Il sera remarqué au passage que c’est la deuxième fois que la CDEC bénéficie de l’attention directe du Législateur camerounais après la loi n°2008/003 du 14 avril 2008 régissant les dépôts et consignations. De même, c’est la énième fois que le Président de la République lui consacre sa souveraine signature (promulgation de la loi du 14 avril 2008 précitée, signature du décret n°2011/105 du 15 avril 2011 portant organisation et fonctionnement de la Caisse des Dépôts et Consignations, signature des décrets de nomination des dirigeants, sans compter ses directives infra-réglementaires), rappelant, s’il en était besoin, qu’il s’agit d’un établissement public hautement stratégique et souverain.

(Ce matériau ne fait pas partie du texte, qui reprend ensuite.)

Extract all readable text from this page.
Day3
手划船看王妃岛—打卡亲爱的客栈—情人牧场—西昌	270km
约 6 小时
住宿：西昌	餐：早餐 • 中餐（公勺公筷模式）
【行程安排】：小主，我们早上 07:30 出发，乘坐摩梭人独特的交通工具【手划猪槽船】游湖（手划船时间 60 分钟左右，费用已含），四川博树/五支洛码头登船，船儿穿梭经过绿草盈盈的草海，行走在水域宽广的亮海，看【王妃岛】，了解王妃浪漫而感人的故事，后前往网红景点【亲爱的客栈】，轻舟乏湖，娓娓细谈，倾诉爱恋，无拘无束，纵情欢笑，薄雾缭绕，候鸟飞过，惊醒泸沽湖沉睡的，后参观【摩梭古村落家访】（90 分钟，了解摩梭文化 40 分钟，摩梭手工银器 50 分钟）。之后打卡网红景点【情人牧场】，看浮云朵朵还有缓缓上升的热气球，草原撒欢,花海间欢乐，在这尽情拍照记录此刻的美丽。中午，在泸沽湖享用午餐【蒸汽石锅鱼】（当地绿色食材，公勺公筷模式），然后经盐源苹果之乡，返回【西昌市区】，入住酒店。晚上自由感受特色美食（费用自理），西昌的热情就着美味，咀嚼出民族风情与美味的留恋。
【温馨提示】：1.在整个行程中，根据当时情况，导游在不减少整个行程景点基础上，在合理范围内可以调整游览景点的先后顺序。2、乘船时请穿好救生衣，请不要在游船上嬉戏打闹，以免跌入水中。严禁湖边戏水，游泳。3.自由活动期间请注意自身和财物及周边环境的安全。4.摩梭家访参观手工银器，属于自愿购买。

Une lecture littérale de cet article quatre-vingt troisième de la Loi de Finances de la République du Cameroun (I) doit être complétée par une lecture contextuelle (II) pour saisir la portée du message de l’Etat souverain du Cameroun.

La lecture littérale de l’article quatre-vingt troisième de la Loi de Finances

L’article quatre-vingt troisième de la loi de finances est intitulé « Dispositions générales relatives aux deniers publics destinés à la Caisse de Dépôts et Consignations (CDEC) ». Ce titre vient rappeler au moins deux choses : la première c’est que, comme le dispose l’article 36 du décret du 15 avril 2011 précitée, les fonds dévolus à la CDEC sont des deniers publics.  La deuxième clarification apportée par cette disposition permet de clore un potentiel débat et un motif dilatoire auquel penserait sans doute la corporation bancaire. Il serait en effet tentant, pour un défendeur dans le cadre d’une action pénale pour détournement des fonds publics par rétention, de soutenir que les fonds dévolus à la CDEC ne deviennent publics qu’une fois transférés à cette dernière. Il allait sans dire qu’une lecture combinée des textes organiques de la CDEC et du décret du Premier Ministre Chef du Gouvernement fixant notamment un délai butoir de transfert au 31 mai 2024, permet de conclure à un détournement fonds publics par rétention par la simple absence de transfert. Ce qui va sans dire allant toujours mieux en le disant, le Législateur vient le dire clairement en parlant des fonds publics « destinés » à la CDEC, ce qui ne laisse désormais aucune place à l’interprétation.

Quant au corps de la disposition, il comporte deux alinéas et se présente ainsi qu’il suit : « 1)Jusqu’à l’adoption des règles propres en la matière, les modalités de contrôle et de vérification des fonds et valeurs destinés à la Caisse de Dépôts et Consignations (CDEC) sont celles définies par les dispositions du Livre de Procédures Fiscales du Code Général des Impôts, sous réserve des dispositions particulières et spécifiques qui se rapportent à certains de ces fonds et valeurs ; 2)Un texte particulier du Ministre en charge des finances détermine, tant que de besoin, les modalités pratiques de mise en œuvre de la disposition visée à l’alinéa 1 ci-dessus ».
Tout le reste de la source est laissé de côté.